The return-to-office policy was announced by Jassy in February 2023, shortly after he took over from Jeff Bezos as the head of the e-commerce giant. Jassy said that he and his senior leadership team had decided that employees should be in the office “the majority of the time” or at least three days a week, starting from May 2023.
Jassy argued that being in the office was essential for fostering Amazon’s culture of innovation, collaboration, learning and communication. He said that there were many scenarios where the company had to make decisions without perfect data, and that face-to-face interactions were more effective than remote ones. He also said that there would be some exceptions to the rule, but only for a “small minority” of employees.
How did employees react to the policy?
The policy was met with resistance and criticism from many employees, who felt that it was unfair, unnecessary and out of touch with the changing realities of work in the post-pandemic era. Some employees said that they preferred working from home for various reasons, such as saving time and money on commuting, having more flexibility and autonomy, and balancing their personal and professional lives.
In May 2023, hundreds of corporate employees staged a walkout at Amazon’s Seattle headquarters to protest against the policy, as well as other issues such as climate change and labor rights. An internal Slack channel advocating for remote work had nearly 33,000 members, according to The Associated Press. Some employees also called for Amazon to release data to support Jassy’s claims about the benefits of being in the office.
What did Jassy say in response to the backlash?
In an internal Q&A session earlier this month, Jassy defended his position on the policy and urged employees to accept it. He said that it was “past the time to disagree and commit” with the policy, using a phrase from Amazon’s Leadership Principles that means leaders should respectfully challenge decisions when they disagree, but once a decision is made, they should commit fully to it.
Jassy also said that if employees could not disagree and commit, it was “probably not going to work out” for them at Amazon. He said that it was not right for some employees to be in the office three days a week while others refused to come in. He said that he and his leadership team had looked at available data and felt that meetings were not as effective in a remote environment.
What are the implications of Jassy’s remarks?

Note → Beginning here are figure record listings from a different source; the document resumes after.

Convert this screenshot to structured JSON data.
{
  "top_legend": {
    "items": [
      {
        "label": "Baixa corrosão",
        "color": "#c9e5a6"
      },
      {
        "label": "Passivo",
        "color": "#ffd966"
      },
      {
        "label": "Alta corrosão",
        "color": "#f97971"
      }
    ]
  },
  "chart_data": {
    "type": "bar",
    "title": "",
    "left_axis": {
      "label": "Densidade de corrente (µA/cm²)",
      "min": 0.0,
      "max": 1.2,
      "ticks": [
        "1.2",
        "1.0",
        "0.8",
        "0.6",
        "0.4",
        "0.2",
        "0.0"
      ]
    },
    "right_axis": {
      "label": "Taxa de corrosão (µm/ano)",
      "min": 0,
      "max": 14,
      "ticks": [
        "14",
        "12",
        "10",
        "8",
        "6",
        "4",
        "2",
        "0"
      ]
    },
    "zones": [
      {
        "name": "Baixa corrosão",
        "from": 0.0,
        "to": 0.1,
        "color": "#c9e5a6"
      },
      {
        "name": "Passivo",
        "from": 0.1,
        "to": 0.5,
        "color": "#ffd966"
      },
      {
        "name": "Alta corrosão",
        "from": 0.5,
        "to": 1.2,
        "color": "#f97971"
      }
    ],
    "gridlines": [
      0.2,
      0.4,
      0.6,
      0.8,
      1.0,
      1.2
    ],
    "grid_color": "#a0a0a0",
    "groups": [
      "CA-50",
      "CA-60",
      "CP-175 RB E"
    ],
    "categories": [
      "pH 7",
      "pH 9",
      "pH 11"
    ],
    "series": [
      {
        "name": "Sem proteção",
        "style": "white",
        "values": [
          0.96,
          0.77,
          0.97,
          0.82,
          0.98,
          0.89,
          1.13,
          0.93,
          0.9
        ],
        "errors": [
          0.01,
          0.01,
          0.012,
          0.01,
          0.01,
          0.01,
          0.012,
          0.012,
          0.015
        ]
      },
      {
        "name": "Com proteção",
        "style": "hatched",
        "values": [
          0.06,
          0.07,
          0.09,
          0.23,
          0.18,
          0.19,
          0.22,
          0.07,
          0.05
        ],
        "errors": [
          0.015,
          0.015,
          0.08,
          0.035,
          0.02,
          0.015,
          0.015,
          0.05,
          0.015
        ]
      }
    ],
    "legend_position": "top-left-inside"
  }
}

Jassy’s remarks have sparked further outrage and disappointment among some employees, who felt that he was dismissing their concerns and threatening their job security. Some employees said that they felt betrayed by Jassy, who had previously expressed support for remote work and flexibility. They also said that they felt demoralized and disillusioned by Amazon’s culture, which they perceived as rigid, hierarchical and insensitive.
On the other hand, some employees agreed with Jassy’s remarks and supported his vision for Amazon’s future. They said that they valued being in the office with their colleagues and managers, and that they believed in Amazon’s mission and values. They also said that they trusted Jassy’s judgment and leadership, and that they were willing to adapt to the policy.
Jassy’s remarks have also raised questions about Amazon’s ability to attract and retain talent in a competitive market, where many other tech companies have adopted more flexible and hybrid work models. Some analysts have suggested that Amazon may face challenges in hiring and retaining employees who prefer more autonomy and choice over their work location. They have also suggested that Amazon may need to reconsider its policy in light of changing customer expectations and demands.